Plus—and most importantly of all—Bryan is just that good. 

Want a guy to keep McIntyre relevant long before he reclaims his title? That's Bryan. Want a guy to make champion Lashley look like a believable monster, and hated? It's all about Bryan, arguably the best in the business on the planet right now no matter what character and role WWE asks him to portray. 

Maybe this is giving WWE too much credit. Perhaps upon arrival, Bryan gets locked in a feud with former Retribution members for some reason (which he'd still somehow manage to make look good). But the obvious hints of "banishment" and Superstar movement sure seem to hint at bigger, much more important plans. 

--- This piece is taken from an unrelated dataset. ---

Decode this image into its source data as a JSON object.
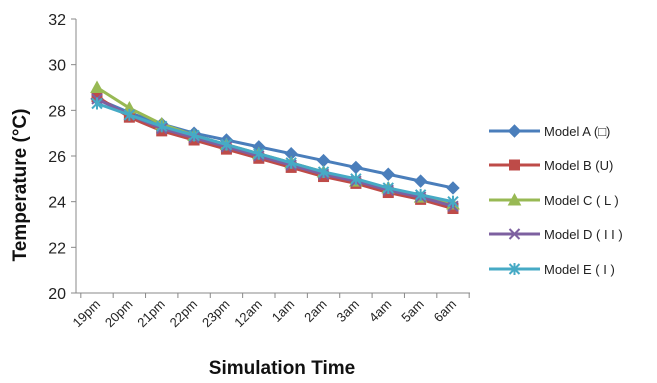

That plan, no matter how it officially unfolds, needs to shift Bryan to Raw. He can be the headline star and recapture that lead-guy magic seemingly whenever he wants. He's not going to do that on SmackDown, not with the Reigns heel turn in its infancy and popping off better than even the wildest of expectations. 

In fact, it's almost funny WWE is suffering from the success of having the most talented roster in history by being able to creatively wiggle a guy like Bryan to a struggling brand. Funny, but also impossible to complain about, as fans know what Bryan will do when presented with the task.

It should go without saying, but this should be a one-off situation. WWE can't suddenly get trade-happy and hurt the integrity of brands. But Bryan is the jolt Raw desperately needs, and WWE creative has expertly opened the door that lets it happen organically.